森で一報を受けて急ぎ帰還を試みるものの、ワイバーンが何処へ行くかは出発段階では判断ができなかった。
兵団本部にも相当の武器が置いてあるが、領都以外に行った場合は武器が置いてある所にまで足を運ぶのは時間のロスにしかならない。そのため森の砦のものをそのまま持ち出したが、それが重すぎるため途中の小砦にて馬を換えても駄目だったという。
結局、馬をクレトに任せてエドガルド当人は武器を背負い残りの距離を走ってきたということで、何やら本末転倒の気配がする。
いや、途中まで馬が頑張ってくれたからエドガルドが間に合ったのだと思えば、馬には感謝しかない。
「そんなに遠い場所ではなかったから、あっちもそろそろ到着するだろう」
灯花はエドガルドに抱き上げられたまま移動し、馬では彼の前に乗せられ、そのまま兵団本部までたどり着く。そこには確かに、馬を二頭連れたクレトの姿があった。クレトがエドガルドの傍に戻ると、いつもの光景が戻ってきたようで安心する。
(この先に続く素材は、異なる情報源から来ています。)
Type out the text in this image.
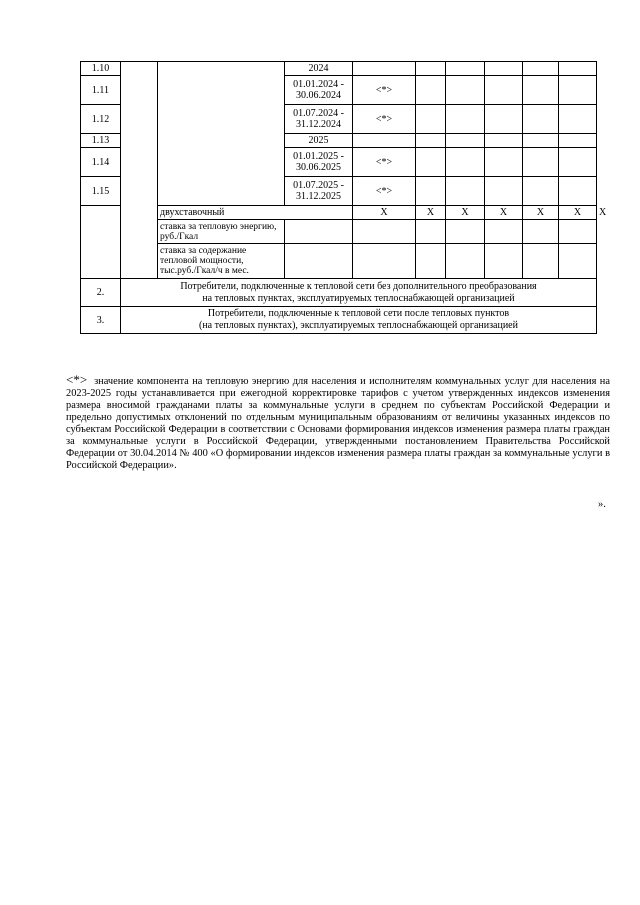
1.10			2024							
1.11			01.01.2024 - 30.06.2024	<*>						
1.12			01.07.2024 - 31.12.2024	<*>						
1.13			2025							
1.14			01.01.2025 - 30.06.2025	<*>						
1.15			01.07.2025 - 31.12.2025	<*>						
		двухставочный		X	X	X	X	X	X	X
		ставка за тепловую энергию, руб./Гкал								
		ставка за содержание тепловой мощности, тыс.руб./Гкал/ч в мес.								
2.	Потребители, подключенные к тепловой сети без дополнительного преобразования
на тепловых пунктах, эксплуатируемых теплоснабжающей организацией									

3.	Потребители, подключенные к тепловой сети после тепловых пунктов
(на тепловых пунктах), эксплуатируемых теплоснабжающей организацией									
<*> значение компонента на тепловую энергию для населения и исполнителям коммунальных услуг для населения на 2023-2025 годы устанавливается при ежегодной корректировке тарифов с учетом утвержденных индексов изменения размера вносимой гражданами платы за коммунальные услуги в среднем по субъектам Российской Федерации и предельно допустимых отклонений по отдельным муниципальным образованиям от величины указанных индексов по субъектам Российской Федерации в соответствии с Основами формирования индексов изменения размера платы граждан за коммунальные услуги в Российской Федерации, утвержденными постановлением Правительства Российской Федерации от 30.04.2014 № 400 «О формировании индексов изменения размера платы граждан за коммунальные услуги в Российской Федерации».
».
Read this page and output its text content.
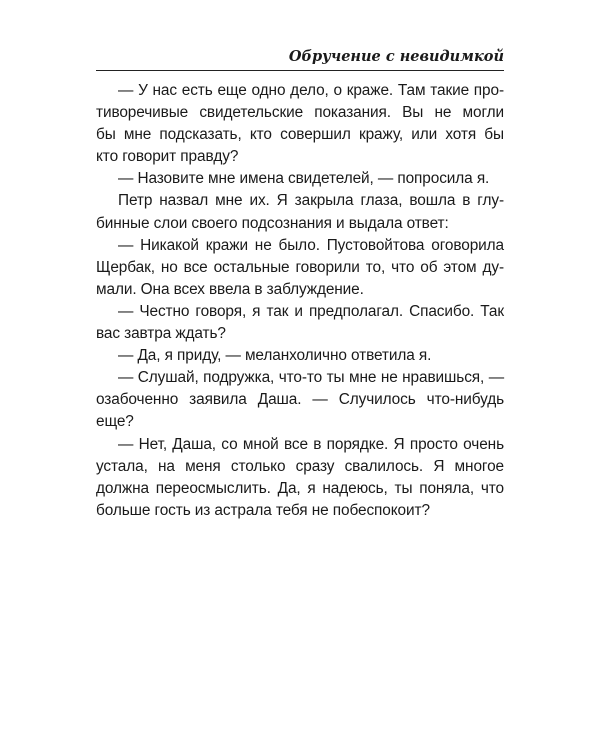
Обручение с невидимкой
— У нас есть еще одно дело, о краже. Там такие про-
тиворечивые свидетельские показания. Вы не могли
бы мне подсказать, кто совершил кражу, или хотя бы
кто говорит правду?
— Назовите мне имена свидетелей, — попросила я.
Петр назвал мне их. Я закрыла глаза, вошла в глу-
бинные слои своего подсознания и выдала ответ:
— Никакой кражи не было. Пустовойтова оговорила
Щербак, но все остальные говорили то, что об этом ду-
мали. Она всех ввела в заблуждение.
— Честно говоря, я так и предполагал. Спасибо. Так
вас завтра ждать?
— Да, я приду, — меланхолично ответила я.
— Слушай, подружка, что-то ты мне не нравишься, —
озабоченно заявила Даша. — Случилось что-нибудь
еще?
— Нет, Даша, со мной все в порядке. Я просто очень
устала, на меня столько сразу свалилось. Я многое
должна переосмыслить. Да, я надеюсь, ты поняла, что
больше гость из астрала тебя не побеспокоит?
なお、灯花とラナが乗ってきた例の馬は変わらずラナが乗り厩舎に戻した。問題馬が大人しくラナに従っている状況に、先に戻っていた兵らがぎょっと二度見以上をしていたのが灯花の印象に強く残った。
落ち着くと色々なことが頭に入ってくるようになる。エドガルドからは汗と土埃の匂いがするが、不快ではない。思わず身を寄せるが、自分もだいぶ汗をかいただろうからと、その臭いは気にしてしまう。
灯花は疲労もあり、まだあまり身体に力が戻ってこない。だからこそエドガルドに支えられつつも日常の大切さを噛み締めて、緊張の抜けた笑みをふわりと溢した。